Los chats privados dentro de plataformas de videojuegos en línea representan un riesgo real para las personas menores de edad, según advierte el fiscal especializado en asuntos de género, Emilio Eduarte Hernández.
“Es un riesgo bastante real, es un riesgo bastante latente”, señaló el funcionario al referirse a la posibilidad de que estos espacios sean utilizados para cometer delitos sexuales.
Eduarte explicó que, en muchos casos, los agresores utilizan videojuegos en línea para establecer contacto con menores y generar vínculos de confianza antes de iniciar conversaciones de carácter sexual.
“En los casos de 'grooming', que es cuando una persona adulta contacta a una persona menor de edad con fines sexuales, a menudo ocurren en plataformas digitales por medio de juegos en línea”, indicó Eduarte.
De acuerdo con el fiscal, antes de que se configure un delito suele existir un proceso previo en el que la persona agresora busca acercarse gradualmente a la víctima. Este acercamiento puede prolongarse durante varios días mientras el agresor intenta generar confianza mediante conversaciones relacionadas con el juego. Posteriormente, la interacción puede derivar en conversaciones sexuales o en la solicitud de fotografías o videos de contenido íntimo.
Entre los delitos que podrían configurarse en estos casos están la seducción o encuentros con personas menores de edad, cuando un adulto inicia conversaciones de carácter sexual con un menor por medio de chats, así como la difusión o fabricación de pornografía si se envían o solicitan imágenes o videos de contenido sexual.
El fiscal señaló que estos espacios resultan atractivos para los agresores debido a una combinación de factores.
“Las personas menores de edad en muchas ocasiones interactúan con personas que no conocen y que pueden estar en cualquier parte del mundo”, explicó.
Además, indicó que muchos videojuegos permiten a los usuarios registrarse con nombres ficticios o avatares, lo que facilita el anonimato y dificulta la identificación de quienes participan en las conversaciones.
Según Eduarte, las autoridades han recibido denuncias en diferentes partes del país relacionadas con este tipo de situaciones.

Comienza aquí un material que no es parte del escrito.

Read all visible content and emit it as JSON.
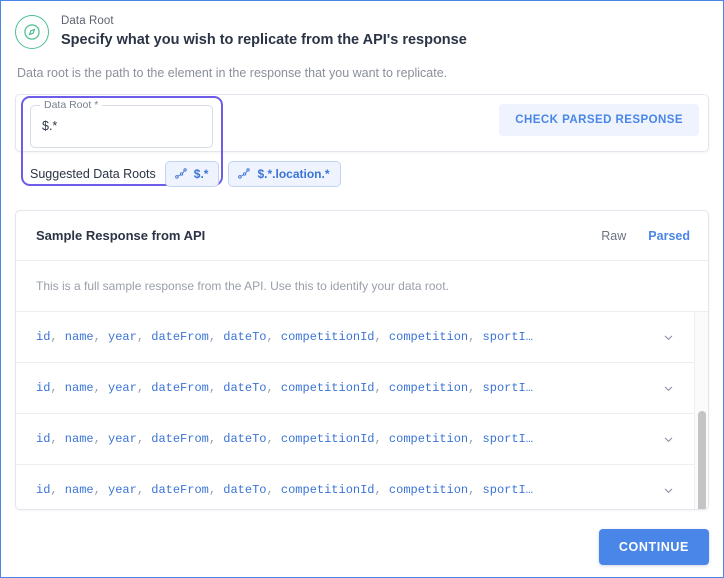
{
  "header": {
    "icon": "compass-icon",
    "eyebrow": "Data Root",
    "title": "Specify what you wish to replicate from the API's response"
  },
  "description": "Data root is the path to the element in the response that you want to replicate.",
  "data_root_field": {
    "label": "Data Root *",
    "value": "$.*",
    "placeholder": "$.*"
  },
  "check_parsed_button": {
    "label": "CHECK PARSED RESPONSE"
  },
  "suggested": {
    "label": "Suggested Data Roots",
    "chips": [
      {
        "icon": "schema-node-icon",
        "label": "$.*"
      },
      {
        "icon": "schema-node-icon",
        "label": "$.*.location.*"
      }
    ]
  },
  "sample_response": {
    "title": "Sample Response from API",
    "toggles": [
      {
        "label": "Raw",
        "active": false
      },
      {
        "label": "Parsed",
        "active": true
      }
    ],
    "note": "This is a full sample response from the API. Use this to identify your data root.",
    "columns": [
      "id",
      "name",
      "year",
      "dateFrom",
      "dateTo",
      "competitionId",
      "competition",
      "sportI…"
    ],
    "rows": [
      {
        "keys": "id, name, year, dateFrom, dateTo, competitionId, competition, sportI…",
        "chevron": "chevron-down-icon"
      },
      {
        "keys": "id, name, year, dateFrom, dateTo, competitionId, competition, sportI…",
        "chevron": "chevron-down-icon"
      },
      {
        "keys": "id, name, year, dateFrom, dateTo, competitionId, competition, sportI…",
        "chevron": "chevron-down-icon"
      },
      {
        "keys": "id, name, year, dateFrom, dateTo, competitionId, competition, sportI…",
        "chevron": "chevron-down-icon"
      }
    ]
  },
  "continue_button": {
    "label": "CONTINUE"
  },
  "colors": {
    "accent_blue": "#4a86e8",
    "chip_blue": "#3b74d6",
    "focus_purple": "#6c5ce7",
    "icon_green": "#4cbf91",
    "muted_text": "#8a8f99",
    "dark_text": "#2b3445"
  }
}
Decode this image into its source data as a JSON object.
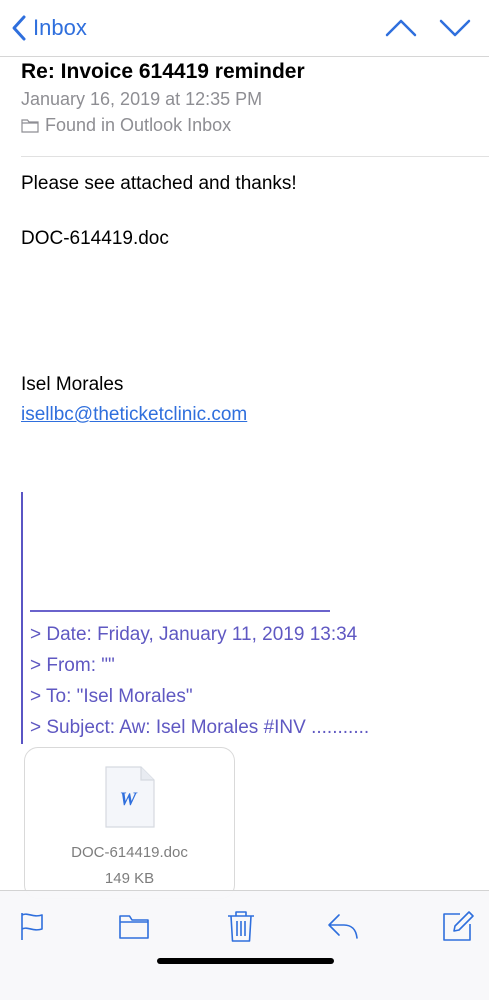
{
  "nav": {
    "back_label": "Inbox"
  },
  "header": {
    "subject": "Re: Invoice 614419 reminder",
    "date": "January 16, 2019 at 12:35 PM",
    "mailbox": "Found in Outlook Inbox"
  },
  "body": {
    "line1": "Please see attached and thanks!",
    "line2": "DOC-614419.doc",
    "signature_name": "Isel Morales",
    "signature_email": "isellbc@theticketclinic.com"
  },
  "quote": {
    "date": "> Date: Friday, January 11, 2019 13:34",
    "from": "> From: \"\"",
    "to": "> To: \"Isel Morales\"",
    "subject": "> Subject: Aw: Isel Morales #INV ..........."
  },
  "attachment": {
    "icon_letter": "W",
    "name": "DOC-614419.doc",
    "size": "149 KB"
  },
  "toolbar": {
    "icons": [
      "flag-icon",
      "folder-icon",
      "trash-icon",
      "reply-icon",
      "compose-icon"
    ]
  },
  "colors": {
    "accent": "#2f6fdd",
    "quote": "#5f58c2",
    "secondary_text": "#8e8e93"
  }
}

“Lamentablemente sí hemos recibido denuncias a nivel de todo el país en donde mamá, papá o personas encargadas informan que la persona menor de edad fue víctima de este tipo de contactos mientras utilizaba alguna plataforma de videojuegos”, afirmó Eduarte.
En varios casos reportados, los contactos iniciales se producen dentro del juego y posteriormente continúan en otras plataformas de mensajería. Las investigaciones han identificado situaciones en las que los agresores solicitan de manera insistente fotografías o videos de contenido sexual a las víctimas.
El fiscal también explicó que los agresores suelen actuar desde el anonimato y aprovechar los limitados controles de seguridad o la falta de información de los usuarios. Tras identificar a una posible víctima, incrementan la frecuencia de las interacciones dentro del juego y, posteriormente, buscan trasladar la conversación a otras aplicaciones de mensajería.
Otro factor que complica las investigaciones es que los agresores pueden encontrarse fuera del país. Según Eduarte, en algunos casos las familias logran identificar, a través de números telefónicos o conversaciones, que la persona con la que el menor interactuaba se encuentra en otro país, lo que puede dificultar el proceso de investigación.
Las autoridades también señalan que existen señales de alerta que pueden advertir a las familias sobre situaciones de riesgo. Entre ellas se encuentran cambios bruscos en el comportamiento de los menores después de jugar en línea, nerviosismo al recibir mensajes, resistencia a dejar de utilizar el videojuego o el cierre rápido de aplicaciones cuando un adulto se acerca.
Eduarte indicó que muchas plataformas cuentan con herramientas de control parental que permiten limitar comunicaciones, bloquear solicitudes de amistad o revisar el contenido al que acceden los menores. No obstante, señaló que estas herramientas deben complementarse con supervisión y comunicación familiar.
Ante situaciones de contacto inapropiado, el fiscal recomendó que la persona menor de edad comunique lo sucedido a sus padres o encargados, que se bloquee al usuario involucrado y que posteriormente se interponga la denuncia ante las autoridades judiciales para iniciar la investigación correspondiente. Y, lo más importante, los padres de familia siempre deben de estar atentos a lo que hacen sus hijos.